Je ne le dirai jamais assez: la prochaine grande guerre sur notre planète n’aura pas lieu en Ukraine ou au Proche -Orient; ce sera la guerre de l’eau car ceux qui n’y auront plus accès entreront forcément en conflit avec ceux qui auront le privilège de la posséder. Selon un rapport de l’ONU diffusé début mai 2022, la sécheresse va plonger cette année plus de 2,3 milliards d’individus en état de stress hydrique, soit plus du tiers de la population mondiale.

En écrivant cela, je pense à l’Asie où les glaciers himalayens ne cessent de fondre et reculer.
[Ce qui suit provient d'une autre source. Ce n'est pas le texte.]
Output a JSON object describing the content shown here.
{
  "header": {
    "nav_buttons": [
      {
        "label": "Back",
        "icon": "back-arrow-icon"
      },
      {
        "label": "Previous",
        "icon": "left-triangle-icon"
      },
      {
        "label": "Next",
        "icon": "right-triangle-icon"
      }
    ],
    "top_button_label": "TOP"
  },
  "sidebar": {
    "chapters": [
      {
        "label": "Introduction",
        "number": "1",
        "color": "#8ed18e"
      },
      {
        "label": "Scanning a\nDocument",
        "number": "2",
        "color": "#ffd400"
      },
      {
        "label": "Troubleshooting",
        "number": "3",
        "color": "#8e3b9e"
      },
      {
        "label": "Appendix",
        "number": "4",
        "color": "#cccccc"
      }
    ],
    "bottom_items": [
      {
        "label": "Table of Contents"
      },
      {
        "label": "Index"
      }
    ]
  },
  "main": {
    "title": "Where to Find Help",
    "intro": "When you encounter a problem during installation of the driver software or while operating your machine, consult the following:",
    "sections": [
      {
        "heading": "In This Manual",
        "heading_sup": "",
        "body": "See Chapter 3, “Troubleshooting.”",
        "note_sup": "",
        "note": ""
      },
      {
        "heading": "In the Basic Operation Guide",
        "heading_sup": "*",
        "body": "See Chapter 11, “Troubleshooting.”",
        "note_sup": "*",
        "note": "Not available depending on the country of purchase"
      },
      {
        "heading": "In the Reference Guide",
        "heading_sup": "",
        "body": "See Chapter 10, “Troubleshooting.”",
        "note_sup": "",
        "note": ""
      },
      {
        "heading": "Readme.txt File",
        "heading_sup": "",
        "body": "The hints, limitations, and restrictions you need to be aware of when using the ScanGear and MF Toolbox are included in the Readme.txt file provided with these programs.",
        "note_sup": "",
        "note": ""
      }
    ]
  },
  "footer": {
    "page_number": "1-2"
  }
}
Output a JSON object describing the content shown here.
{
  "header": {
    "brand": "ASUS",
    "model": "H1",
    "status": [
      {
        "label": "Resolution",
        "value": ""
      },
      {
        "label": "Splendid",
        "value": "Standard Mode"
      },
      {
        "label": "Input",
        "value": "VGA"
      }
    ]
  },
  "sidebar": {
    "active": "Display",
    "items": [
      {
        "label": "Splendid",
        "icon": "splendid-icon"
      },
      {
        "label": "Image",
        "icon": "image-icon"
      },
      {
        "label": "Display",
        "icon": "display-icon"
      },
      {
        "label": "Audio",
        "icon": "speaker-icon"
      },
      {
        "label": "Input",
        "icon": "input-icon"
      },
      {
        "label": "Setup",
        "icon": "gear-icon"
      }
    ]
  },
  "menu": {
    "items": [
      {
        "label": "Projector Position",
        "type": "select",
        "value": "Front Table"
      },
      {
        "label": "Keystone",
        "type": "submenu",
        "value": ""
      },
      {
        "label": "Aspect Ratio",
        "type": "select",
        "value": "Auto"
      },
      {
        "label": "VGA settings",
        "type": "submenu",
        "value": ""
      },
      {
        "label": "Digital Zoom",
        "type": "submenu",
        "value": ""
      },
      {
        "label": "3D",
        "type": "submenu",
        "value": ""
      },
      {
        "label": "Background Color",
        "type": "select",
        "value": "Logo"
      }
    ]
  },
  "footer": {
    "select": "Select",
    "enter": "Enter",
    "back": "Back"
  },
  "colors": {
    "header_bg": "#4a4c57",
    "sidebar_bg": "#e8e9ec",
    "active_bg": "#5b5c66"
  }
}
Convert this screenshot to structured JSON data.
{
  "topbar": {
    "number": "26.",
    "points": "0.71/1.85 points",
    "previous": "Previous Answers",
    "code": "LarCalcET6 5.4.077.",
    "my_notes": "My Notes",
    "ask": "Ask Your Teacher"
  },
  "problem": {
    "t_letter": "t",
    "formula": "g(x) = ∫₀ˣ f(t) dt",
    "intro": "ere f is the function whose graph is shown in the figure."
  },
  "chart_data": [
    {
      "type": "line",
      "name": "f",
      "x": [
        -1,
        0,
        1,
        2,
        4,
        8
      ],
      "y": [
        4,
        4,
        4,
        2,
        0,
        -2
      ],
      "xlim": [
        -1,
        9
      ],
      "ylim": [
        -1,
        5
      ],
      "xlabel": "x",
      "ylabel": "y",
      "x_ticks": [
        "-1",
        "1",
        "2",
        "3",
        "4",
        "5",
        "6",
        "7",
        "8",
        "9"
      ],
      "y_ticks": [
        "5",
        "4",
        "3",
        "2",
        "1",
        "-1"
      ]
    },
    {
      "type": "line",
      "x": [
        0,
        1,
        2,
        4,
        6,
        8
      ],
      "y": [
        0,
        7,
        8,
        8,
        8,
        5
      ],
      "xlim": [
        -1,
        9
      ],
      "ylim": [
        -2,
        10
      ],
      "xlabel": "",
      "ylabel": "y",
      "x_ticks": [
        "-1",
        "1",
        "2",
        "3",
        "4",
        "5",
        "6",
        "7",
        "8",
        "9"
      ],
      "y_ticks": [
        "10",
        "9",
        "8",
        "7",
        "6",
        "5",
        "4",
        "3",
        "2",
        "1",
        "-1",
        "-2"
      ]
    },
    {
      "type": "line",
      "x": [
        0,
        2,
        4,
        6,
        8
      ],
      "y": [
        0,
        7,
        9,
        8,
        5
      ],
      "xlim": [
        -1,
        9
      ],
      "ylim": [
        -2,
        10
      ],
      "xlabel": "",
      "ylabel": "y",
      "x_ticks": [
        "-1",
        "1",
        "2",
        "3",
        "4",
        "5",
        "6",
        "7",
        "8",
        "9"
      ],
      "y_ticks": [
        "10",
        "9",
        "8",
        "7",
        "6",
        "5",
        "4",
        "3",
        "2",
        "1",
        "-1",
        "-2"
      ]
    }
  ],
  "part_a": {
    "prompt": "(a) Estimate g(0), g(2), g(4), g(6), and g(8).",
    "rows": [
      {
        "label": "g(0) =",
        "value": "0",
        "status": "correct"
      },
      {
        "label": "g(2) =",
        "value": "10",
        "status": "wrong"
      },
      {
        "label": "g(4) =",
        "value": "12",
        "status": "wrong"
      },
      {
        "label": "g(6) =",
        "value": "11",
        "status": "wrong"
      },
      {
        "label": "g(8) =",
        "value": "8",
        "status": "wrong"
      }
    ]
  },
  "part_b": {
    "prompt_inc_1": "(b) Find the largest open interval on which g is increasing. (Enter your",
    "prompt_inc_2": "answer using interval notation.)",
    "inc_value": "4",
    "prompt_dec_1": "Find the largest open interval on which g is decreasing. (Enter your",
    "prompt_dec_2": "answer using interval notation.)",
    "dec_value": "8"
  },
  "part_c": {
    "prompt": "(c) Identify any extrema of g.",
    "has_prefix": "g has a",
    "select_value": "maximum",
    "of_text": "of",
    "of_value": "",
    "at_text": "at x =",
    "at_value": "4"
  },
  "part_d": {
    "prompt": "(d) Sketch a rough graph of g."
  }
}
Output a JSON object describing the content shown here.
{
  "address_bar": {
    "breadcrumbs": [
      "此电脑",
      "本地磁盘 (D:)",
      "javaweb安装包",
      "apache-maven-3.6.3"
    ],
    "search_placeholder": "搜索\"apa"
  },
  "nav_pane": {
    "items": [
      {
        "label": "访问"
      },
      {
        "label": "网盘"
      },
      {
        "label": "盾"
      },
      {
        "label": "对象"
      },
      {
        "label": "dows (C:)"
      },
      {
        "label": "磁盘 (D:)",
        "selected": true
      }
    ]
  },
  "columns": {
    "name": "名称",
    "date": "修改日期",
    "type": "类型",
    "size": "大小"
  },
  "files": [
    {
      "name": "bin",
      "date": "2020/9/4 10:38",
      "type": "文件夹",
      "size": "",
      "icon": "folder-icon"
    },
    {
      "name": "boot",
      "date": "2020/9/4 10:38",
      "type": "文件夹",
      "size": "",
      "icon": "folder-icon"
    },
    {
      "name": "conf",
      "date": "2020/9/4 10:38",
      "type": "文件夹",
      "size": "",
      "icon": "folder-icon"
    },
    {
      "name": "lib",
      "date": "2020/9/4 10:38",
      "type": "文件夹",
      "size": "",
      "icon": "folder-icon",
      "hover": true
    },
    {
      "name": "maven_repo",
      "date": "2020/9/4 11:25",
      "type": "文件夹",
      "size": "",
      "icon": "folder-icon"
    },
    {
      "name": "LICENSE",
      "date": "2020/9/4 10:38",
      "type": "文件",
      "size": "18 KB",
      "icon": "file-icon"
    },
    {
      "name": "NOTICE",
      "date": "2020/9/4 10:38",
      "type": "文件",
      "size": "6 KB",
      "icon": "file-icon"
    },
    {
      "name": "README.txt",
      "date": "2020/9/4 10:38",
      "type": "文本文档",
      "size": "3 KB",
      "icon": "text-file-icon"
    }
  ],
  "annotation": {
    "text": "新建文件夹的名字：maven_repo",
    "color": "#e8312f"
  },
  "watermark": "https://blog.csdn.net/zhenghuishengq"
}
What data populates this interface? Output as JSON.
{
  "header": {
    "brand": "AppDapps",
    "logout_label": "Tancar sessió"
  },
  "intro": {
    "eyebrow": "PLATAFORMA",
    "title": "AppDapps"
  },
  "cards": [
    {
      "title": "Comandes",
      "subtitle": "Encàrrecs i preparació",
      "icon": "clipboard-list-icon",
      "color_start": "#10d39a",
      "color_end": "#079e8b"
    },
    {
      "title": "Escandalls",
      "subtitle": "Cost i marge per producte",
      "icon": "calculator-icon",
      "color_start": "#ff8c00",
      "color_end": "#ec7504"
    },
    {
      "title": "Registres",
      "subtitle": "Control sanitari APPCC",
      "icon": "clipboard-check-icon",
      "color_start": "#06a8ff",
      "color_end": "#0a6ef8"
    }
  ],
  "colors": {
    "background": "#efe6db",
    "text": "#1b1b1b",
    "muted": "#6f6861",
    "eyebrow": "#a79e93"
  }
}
On aurait tendance à oublier qu’ils fournissent l’eau à une agriculture qui nourrit la moitié de l’humanité. Des fleuves comme le Gange ou le Brahamapoutre irriguent les terres cultivables du Pakistan, de l’Inde et du Bangladesh, soit deux milliards de personnes dont la vie est liée à celle des glaciers himalayens. Ces derniers jours, une vague de chaleur intense a affecté le Pakistan où le mercure a parfois dépassé 50°C, soit une dizaine de degrés au-dessus de la normale dans le pays à cette époque de l’année. Elle est, bien sûr, à mettre en relation avec le réchauffement climatique de la planète.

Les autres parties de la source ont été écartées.